A Bitcoin (BTC) bottom signal that preceded a 130% rally in 2024 has reappeared this week, suggesting price may be nearing another bullish inflection. However, current liquidity, ETF flows and macro data differ from two years ago, so a repeat of that cycle is not guaranteed.
BTC bottom trigger appears without strong follow-through
Data aggregator Swissblock reported Bitcoin has spent 25 consecutive days in its “extreme high risk” zone — the longest stretch on record and above the 23 days seen in 2023. Historically, extended stays in this zone have aligned with late-stage drawdowns or a bottom signal.

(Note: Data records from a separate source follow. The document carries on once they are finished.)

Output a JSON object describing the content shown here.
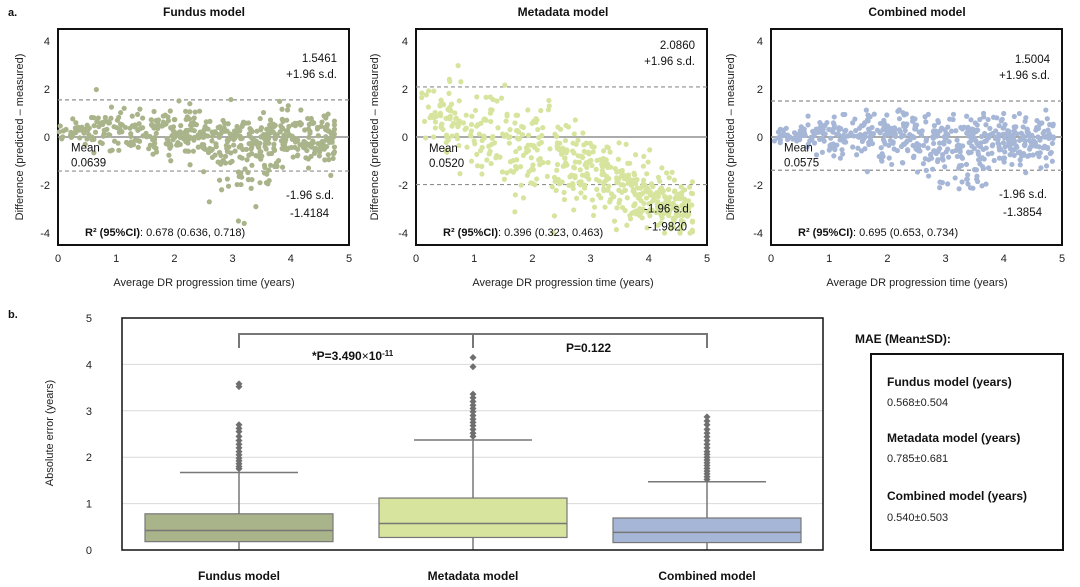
{
  "panel_a_label": "a.",
  "panel_b_label": "b.",
  "colors": {
    "fundus": "#a9b48a",
    "metadata": "#d6e49d",
    "combined": "#a6b6d6",
    "axis": "#222222",
    "zero": "#8f8f8f",
    "sd": "#8f8f8f",
    "box_edge": "#777777",
    "grid": "#d9d9d9"
  },
  "chart_data": [
    {
      "type": "scatter",
      "id": "fundus",
      "title": "Fundus model",
      "xlabel": "Average DR progression time (years)",
      "ylabel": "Difference (predicted – measured)",
      "xlim": [
        0,
        5
      ],
      "ylim": [
        -4.5,
        4.5
      ],
      "xticks": [
        0,
        1,
        2,
        3,
        4,
        5
      ],
      "yticks": [
        -4,
        -2,
        0,
        2,
        4
      ],
      "mean": 0.0639,
      "upper_sd": 1.5461,
      "lower_sd": -1.4184,
      "upper_sd_label": "1.5461",
      "upper_sd_text": "+1.96 s.d.",
      "lower_sd_text": "-1.96 s.d.",
      "lower_sd_label": "-1.4184",
      "mean_text": "Mean",
      "mean_label": "0.0639",
      "r2_key": "R² (95%CI)",
      "r2_value": ": 0.678 (0.636, 0.718)",
      "seed": 11,
      "dist": {
        "center": 0.2,
        "spread": 0.55,
        "xmax": 4.75,
        "tail": "fundus"
      }
    },
    {
      "type": "scatter",
      "id": "metadata",
      "title": "Metadata model",
      "xlabel": "Average DR progression time (years)",
      "ylabel": "Difference (predicted – measured)",
      "xlim": [
        0,
        5
      ],
      "ylim": [
        -4.5,
        4.5
      ],
      "xticks": [
        0,
        1,
        2,
        3,
        4,
        5
      ],
      "yticks": [
        -4,
        -2,
        0,
        2,
        4
      ],
      "mean": 0.052,
      "upper_sd": 2.086,
      "lower_sd": -1.982,
      "upper_sd_label": "2.0860",
      "upper_sd_text": "+1.96 s.d.",
      "lower_sd_text": "-1.96 s.d.",
      "lower_sd_label": "-1.9820",
      "mean_text": "Mean",
      "mean_label": "0.0520",
      "r2_key": "R² (95%CI)",
      "r2_value": ": 0.396 (0.323, 0.463)",
      "seed": 23,
      "dist": {
        "center": 0.0,
        "spread": 1.0,
        "xmax": 4.75,
        "tail": "metadata"
      }
    },
    {
      "type": "scatter",
      "id": "combined",
      "title": "Combined model",
      "xlabel": "Average DR progression time (years)",
      "ylabel": "Difference (predicted – measured)",
      "xlim": [
        0,
        5
      ],
      "ylim": [
        -4.5,
        4.5
      ],
      "xticks": [
        0,
        1,
        2,
        3,
        4,
        5
      ],
      "yticks": [
        -4,
        -2,
        0,
        2,
        4
      ],
      "mean": 0.0575,
      "upper_sd": 1.5004,
      "lower_sd": -1.3854,
      "upper_sd_label": "1.5004",
      "upper_sd_text": "+1.96 s.d.",
      "lower_sd_text": "-1.96 s.d.",
      "lower_sd_label": "-1.3854",
      "mean_text": "Mean",
      "mean_label": "0.0575",
      "r2_key": "R² (95%CI)",
      "r2_value": ": 0.695 (0.653, 0.734)",
      "seed": 37,
      "dist": {
        "center": 0.1,
        "spread": 0.55,
        "xmax": 4.85,
        "tail": "combined"
      }
    },
    {
      "type": "box",
      "id": "mae-box",
      "ylabel": "Absolute error (years)",
      "ylim": [
        0,
        5
      ],
      "yticks": [
        0,
        1,
        2,
        3,
        4,
        5
      ],
      "categories": [
        "Fundus model",
        "Metadata model",
        "Combined model"
      ],
      "boxes": [
        {
          "name": "Fundus model",
          "q1": 0.18,
          "median": 0.42,
          "q3": 0.78,
          "whisker_low": 0,
          "whisker_high": 1.67,
          "outliers": [
            1.75,
            1.8,
            1.86,
            1.92,
            1.98,
            2.05,
            2.12,
            2.2,
            2.28,
            2.36,
            2.45,
            2.55,
            2.62,
            2.7,
            3.52,
            3.58
          ]
        },
        {
          "name": "Metadata model",
          "q1": 0.27,
          "median": 0.57,
          "q3": 1.12,
          "whisker_low": 0,
          "whisker_high": 2.37,
          "outliers": [
            2.45,
            2.52,
            2.6,
            2.68,
            2.75,
            2.82,
            2.9,
            2.98,
            3.05,
            3.12,
            3.2,
            3.28,
            3.36,
            3.95,
            4.15
          ]
        },
        {
          "name": "Combined model",
          "q1": 0.16,
          "median": 0.38,
          "q3": 0.69,
          "whisker_low": 0,
          "whisker_high": 1.47,
          "outliers": [
            1.52,
            1.58,
            1.64,
            1.7,
            1.76,
            1.82,
            1.88,
            1.94,
            2.0,
            2.06,
            2.12,
            2.2,
            2.28,
            2.36,
            2.44,
            2.52,
            2.6,
            2.7,
            2.78,
            2.87
          ]
        }
      ],
      "comparisons": [
        {
          "label_prefix": "*P=3.490",
          "label_times": "×",
          "label_base": "10",
          "label_exp": "-11"
        },
        {
          "label": "P=0.122"
        }
      ]
    }
  ],
  "mae": {
    "title": "MAE (Mean±SD):",
    "items": [
      {
        "label": "Fundus model (years)",
        "value": "0.568±0.504"
      },
      {
        "label": "Metadata model  (years)",
        "value": "0.785±0.681"
      },
      {
        "label": "Combined  model (years)",
        "value": "0.540±0.503"
      }
    ]
  }
}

MN Capital founder Michaël van de Poppe highlighted BTC’s interaction with supply-in-profit/loss levels that previously marked bottoming phases. In 2023, a shift from high risk to low risk coincided with the start of a major bullish move.
Despite these signals, trader positioning does not yet confirm an uptrend. RugaResearch noted 30-day apparent demand continues flipping between positive and negative. Selling pressure has eased but sustained buying demand has not consistently dominated.
Deeper Bitcoin drawdowns take time
Macroeconomic newsletter Ecoinometrics emphasized that declines of this magnitude rarely resolve quickly. Except for the 2020 COVID period—when aggressive monetary intervention supported markets—recoveries from 50% drawdowns have unfolded over extended timelines.
ETF flow data adds to the cautious tone. Since August, cumulative inflows into gold ETFs have outpaced spot Bitcoin ETF flows on a 90-day rolling basis. Over the same timeframe, Bitcoin funds posted negative flows on a 90-day average, currently around –$2.06 billion.
Inflation trends further constrain the outlook. Headline PCE sits near 2.9% year-on-year, core PCE near 3.0% and core services above 3.4%. With the Federal Reserve targeting PCE and no clear downward shift in these measures, expectations for renewed liquidity expansion are limited.
Price levels frame debate and resistance
CMCC Crest’s Willy Woo warned any short-term relief rally to $70,000–$80,000 is likely to trigger renewed selling, given deteriorating spot and futures liquidity. Woo noted $45,000 aligns with the prior bear market; below that, $30,000 and $16,000 represent historical support tied to longer-term trend preservation.
Conclusion
While on-chain risk indicators and supply metrics are flashing conditions associated with past bottoms, demand metrics, ETF flows and macro factors are not yet aligned. That mismatch suggests a bottom signal may require more time and liquidity improvement before a sustained bull phase can follow.